Yes, a good bit of a skirmish took place during the war in what is now Lee County. It was a half a mile south of LaGrange near the then Watson place, between about 200 Yank and 100 Rebs. Nobody was killed and no one injured too bad to get away. I remember Mike Kelly’s horse ran away, not to the rear but right into a dozen or so Yankees who whacked and beat him with their sabers. He was considerably bruised.

But the reconstruction days were worse by far than the wartime. Yes, I could tell you a great deal about the activities of the Ku Klux. A few living now remembers the Root and Cameron Debate in Helena one Fourth of July after the war. Root was the Republican speaker stated for the occasion but some how he didn't speak. Something happened and I’ve good reasons to believe the KuKlux had all to do with it.

We had six Klans in Phillips county: Spring Creek - E. L. Black leader; North Creek, Capt. Bill Wetherley; Hickory Ridge (Marvell) Jesse Clopton, Helena; Dr. Gray, Marianna; Gen. Govan another near Spring and Col. Paul Anderson.

But that belong in a chapter to itself and some day I’ll give it to you.

The first Baptist church in Lee county was organized in 1846 and was known as Liberty Baptist Church. Mat Cox was the pastor and he preached in a little log house near the headwaters of Patterson’s branch. That old graveyard a little distance down the wire road on the hill to the left as you go south is where the congregation of Liberty Baptist Church buried its dead. There lie the Lackies, Bow(illegible), Findleys, Shepherds, Yan (illegible)...early settlers of Lee (illegible) Civil War.
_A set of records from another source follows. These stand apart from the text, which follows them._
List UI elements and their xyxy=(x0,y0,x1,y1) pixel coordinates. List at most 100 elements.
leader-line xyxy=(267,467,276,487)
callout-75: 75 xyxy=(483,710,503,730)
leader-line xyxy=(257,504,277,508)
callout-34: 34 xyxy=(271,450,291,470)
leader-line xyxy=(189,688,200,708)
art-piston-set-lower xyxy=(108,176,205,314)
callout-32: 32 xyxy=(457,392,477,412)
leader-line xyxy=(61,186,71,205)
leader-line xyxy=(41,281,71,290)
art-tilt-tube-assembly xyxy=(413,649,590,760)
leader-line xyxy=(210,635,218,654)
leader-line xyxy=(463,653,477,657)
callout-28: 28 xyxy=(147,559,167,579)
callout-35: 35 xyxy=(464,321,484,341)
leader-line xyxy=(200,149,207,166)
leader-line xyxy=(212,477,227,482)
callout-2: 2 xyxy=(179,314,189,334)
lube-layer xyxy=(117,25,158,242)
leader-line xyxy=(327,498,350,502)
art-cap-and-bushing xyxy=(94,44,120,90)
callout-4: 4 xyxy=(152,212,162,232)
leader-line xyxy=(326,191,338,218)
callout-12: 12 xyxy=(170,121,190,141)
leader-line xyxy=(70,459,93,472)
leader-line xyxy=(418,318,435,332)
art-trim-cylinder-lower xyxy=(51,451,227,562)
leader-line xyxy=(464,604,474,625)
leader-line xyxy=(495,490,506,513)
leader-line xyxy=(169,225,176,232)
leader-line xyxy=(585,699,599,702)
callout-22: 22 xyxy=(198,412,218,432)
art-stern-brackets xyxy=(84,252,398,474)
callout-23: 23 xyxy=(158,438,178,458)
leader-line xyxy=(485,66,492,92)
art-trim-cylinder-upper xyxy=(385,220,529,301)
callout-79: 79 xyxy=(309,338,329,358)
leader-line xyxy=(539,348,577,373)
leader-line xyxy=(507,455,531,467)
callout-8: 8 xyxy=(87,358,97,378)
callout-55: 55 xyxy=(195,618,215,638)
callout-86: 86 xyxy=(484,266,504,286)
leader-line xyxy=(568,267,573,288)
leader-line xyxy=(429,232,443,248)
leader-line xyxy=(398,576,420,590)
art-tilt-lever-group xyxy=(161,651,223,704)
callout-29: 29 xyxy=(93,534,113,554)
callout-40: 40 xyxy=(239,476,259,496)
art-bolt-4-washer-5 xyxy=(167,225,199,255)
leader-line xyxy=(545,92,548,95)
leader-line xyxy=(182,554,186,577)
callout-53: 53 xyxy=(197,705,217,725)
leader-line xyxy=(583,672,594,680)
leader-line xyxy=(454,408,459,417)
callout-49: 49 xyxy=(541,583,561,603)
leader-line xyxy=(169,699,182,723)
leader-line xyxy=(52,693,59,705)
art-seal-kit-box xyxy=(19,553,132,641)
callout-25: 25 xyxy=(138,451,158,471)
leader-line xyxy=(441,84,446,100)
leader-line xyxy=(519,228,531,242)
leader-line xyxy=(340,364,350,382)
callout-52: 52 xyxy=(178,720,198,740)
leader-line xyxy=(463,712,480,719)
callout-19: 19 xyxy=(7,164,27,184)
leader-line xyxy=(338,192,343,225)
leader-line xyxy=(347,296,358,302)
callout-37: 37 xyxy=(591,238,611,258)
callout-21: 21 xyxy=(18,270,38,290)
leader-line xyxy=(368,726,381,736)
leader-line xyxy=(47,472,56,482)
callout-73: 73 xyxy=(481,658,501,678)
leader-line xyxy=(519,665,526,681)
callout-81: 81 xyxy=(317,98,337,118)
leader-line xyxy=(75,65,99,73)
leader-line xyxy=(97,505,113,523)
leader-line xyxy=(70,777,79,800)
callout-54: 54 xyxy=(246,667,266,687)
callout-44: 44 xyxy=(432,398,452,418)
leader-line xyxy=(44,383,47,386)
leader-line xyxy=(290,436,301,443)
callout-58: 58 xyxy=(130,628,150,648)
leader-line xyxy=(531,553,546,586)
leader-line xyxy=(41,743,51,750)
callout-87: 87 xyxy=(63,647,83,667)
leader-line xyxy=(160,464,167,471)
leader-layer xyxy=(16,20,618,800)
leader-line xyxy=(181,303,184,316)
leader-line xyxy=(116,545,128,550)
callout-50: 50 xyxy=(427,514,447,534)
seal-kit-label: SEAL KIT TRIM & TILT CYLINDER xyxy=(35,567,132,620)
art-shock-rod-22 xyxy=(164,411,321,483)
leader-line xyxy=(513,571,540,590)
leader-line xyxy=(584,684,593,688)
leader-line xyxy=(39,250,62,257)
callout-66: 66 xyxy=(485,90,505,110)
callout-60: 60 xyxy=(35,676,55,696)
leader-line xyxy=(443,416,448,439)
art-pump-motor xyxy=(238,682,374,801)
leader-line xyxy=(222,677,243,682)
The Helena Baptist Church was for a long time a mission station of the Mount Vernon Baptist Association. In 1869 a storm blew the building away and the association donated $250 towards it re-erection.

The Baptist church at Spring Creek was organized in 1860. P.S.G. Watson was the pastor.

Our neighbors at Spring Creek in the early days were the Shackelfords, Billy Brown and Perkins Brown, Jack, Sam and Billy Wilkes, Ham and Billy Cotter, Willerfords, McAnultys, Bonners, Walthals and Kings.